If, on the other hand, Intersection is *not* set, the first check *will* be satisfed, because 32 is
part of only the first number checked. So the return will include a 32 [along with, again, all the
other values found by the second check], and Intersection will be *added* into the OSMODE
combination.

Questions arise about (boole) for more than two integers:

Help for (boole) implies at the beginning that you can look at *more than two* integers, but none of
its examples do, its truth table doesn't seem to allow for it, and no examples I found anywhere else
do. I have my suspicions about how that works, but welcome any better information:

(boole 1 a b c d) seems to find bits that are common to all the integers listed, but it's not really
"needed" because it's the equivalent of (logand a b c d):
(boole 1 1 3 5 7 9) returns 1, because that's the one bit value shared by all the numbers; some
other bits are shared by some, but not all, numbers;
(boole 1 3 5 12) returns 0, because while all the numbers share a bit with one of the others, no bit
is common to all.

(boole 2 a b c d) seems to find, as expected, bit values that are in the first integer, but in
*none* of the rest:
(boole 2 6 10 18) returns 4, which is in 6 and not in the others, but the 2 part of the 6 is in both
the others;
(boole 2 6 10 37) returns 0, because the 2 that's part of the 6 is also part of the 10, and the 4 in
it is part of the 37, so both bit values that make up the first number are disqualified.
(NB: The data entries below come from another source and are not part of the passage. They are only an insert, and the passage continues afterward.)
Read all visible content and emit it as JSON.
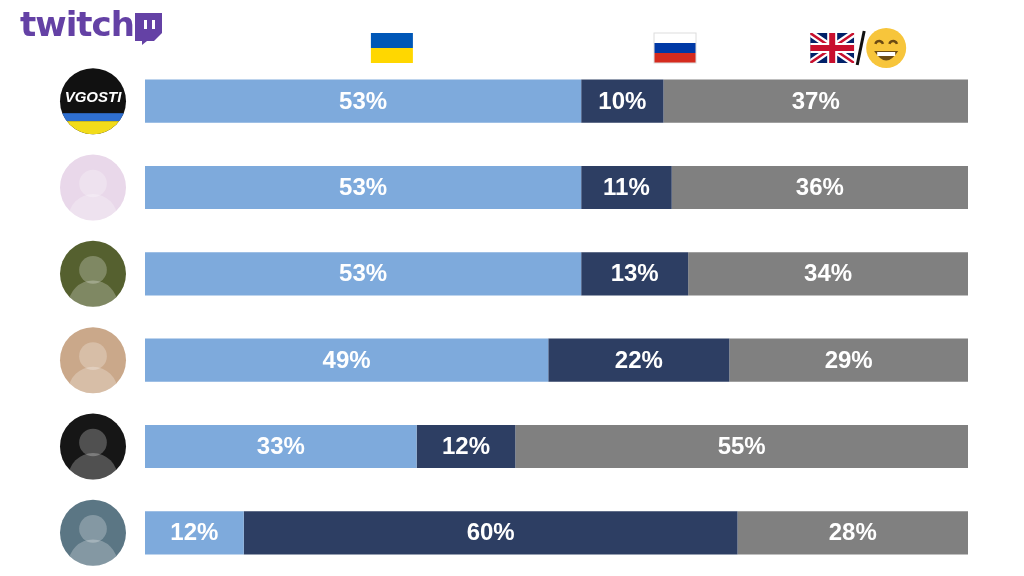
{
  "chart_data": {
    "type": "bar",
    "title": "twitch",
    "orientation": "horizontal",
    "stacked": true,
    "grid": false,
    "data_labels": true,
    "tick_labels": "y",
    "categories": [
      "VGOSTI",
      null,
      null,
      null,
      null,
      null
    ],
    "xlim": [
      0,
      100
    ],
    "series": [
      {
        "color": "#7eaadc",
        "values": [
          53,
          53,
          53,
          49,
          33,
          12
        ],
        "value_labels": [
          "53%",
          "53%",
          "53%",
          "49%",
          "33%",
          "12%"
        ]
      },
      {
        "color": "#2d3e63",
        "values": [
          10,
          11,
          13,
          22,
          12,
          60
        ],
        "value_labels": [
          "10%",
          "11%",
          "13%",
          "22%",
          "12%",
          "60%"
        ]
      },
      {
        "color": "#808080",
        "values": [
          37,
          36,
          34,
          29,
          55,
          28
        ],
        "value_labels": [
          "37%",
          "36%",
          "34%",
          "29%",
          "55%",
          "28%"
        ]
      }
    ]
  }
}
And since
the 37 is the third number, I infer that it is indeed looking at all numbers, not just the first two
as the truth table seems to imply.

(boole 4 a b c d) however, seems *not* to do what I expected, namely look for bits that are in the
last number but none of the others:
(boole 4 9 24 33 6) returns 6 as I expected, because none of the other numbers has the 2 or 4 bit
that make up that 6. That suggests that it is indeed the *last* number it's comparing the others to
[rather than the second, as in two-number comparisons], simply because none of the others can
contribute to that result. But:
(boole 4 15 24 33 6) also returns 6, despite the fact that the 15 contains both the 4 and 2 bit
values. However,
(boole 4 24 33 15 6) returns 0, suggesting that it compares the last number *only to the
next-to-last number,* and ignores the rest. Why this isn't analagous to the way the 2 operator
works, in reverse, I can't guess.

I was hoping that (boole 6 a b c) would function as a more-than-two-number "exclusive or" function,
finding bit values that are part of only one of the integers compared, however many there are. And
sometimes that seems to work, for example:
(boole 6 2 5 12) returns 11 -- 1 is part of only the 5, 2 is part of only the 2, [4 doesn't count
because it's part of both the 5 and the 12,] and 8 is part of only the 12; the result is 1+2+8 = 11.
Also, using (a b c) values involving one 1 and two 0's, in any combination, returns 1 [if any one of
the three includes 1, but not more than one of them, then 1 is part of the returned value], and one
0 and two 1's in any combination returns 0 [not 1, because 1 is part of more than one of the
integers]. But:
(boole 6 2 5 12 37 40) returns 6, which should mean that 2 and 4 are in only one number each. 1 is
in two of them, 2 is part of only the 2 [that's good], 8 is in two of them, 16 isn't in any of them,
and 32 is in two of them. But 4 is a part of the 5 and the 12 and the 37, so it "shouldn't" be part
of the returned value. If anyone knows anything about the "thought process" here, I'd appreciate
hearing about it.

An interesting thing happens with (boole 8), which Help does not use in any examples. If it's
looking for bit values that are not part of either integer (or any of them, if more than two are
compared), in theory it *could* accept all bit values higher than the highest integer, off to
infinity! But it doesn't do that. In two-number comparisons, it seems to find bits that are not
part of either number, and add them up [so far so good], then *subtract* the next bit-value beyond
the highest integer, and not look any further:
(boole 8 5 9) returns -14; 1, 4 and 8 are disqualified because they're part of at least one of the
integers, but 2 isn't, so it qualifies; 16 is the next bit value above 9; 2-16 = -14.
I haven't been able to find any pattern to suggest how it reaches a result from comparing more than
two numbers this way. But all the ones I've tried are positive, rather than negative as in
two-integer comparisons. Any ideas?

--
Kent Cooper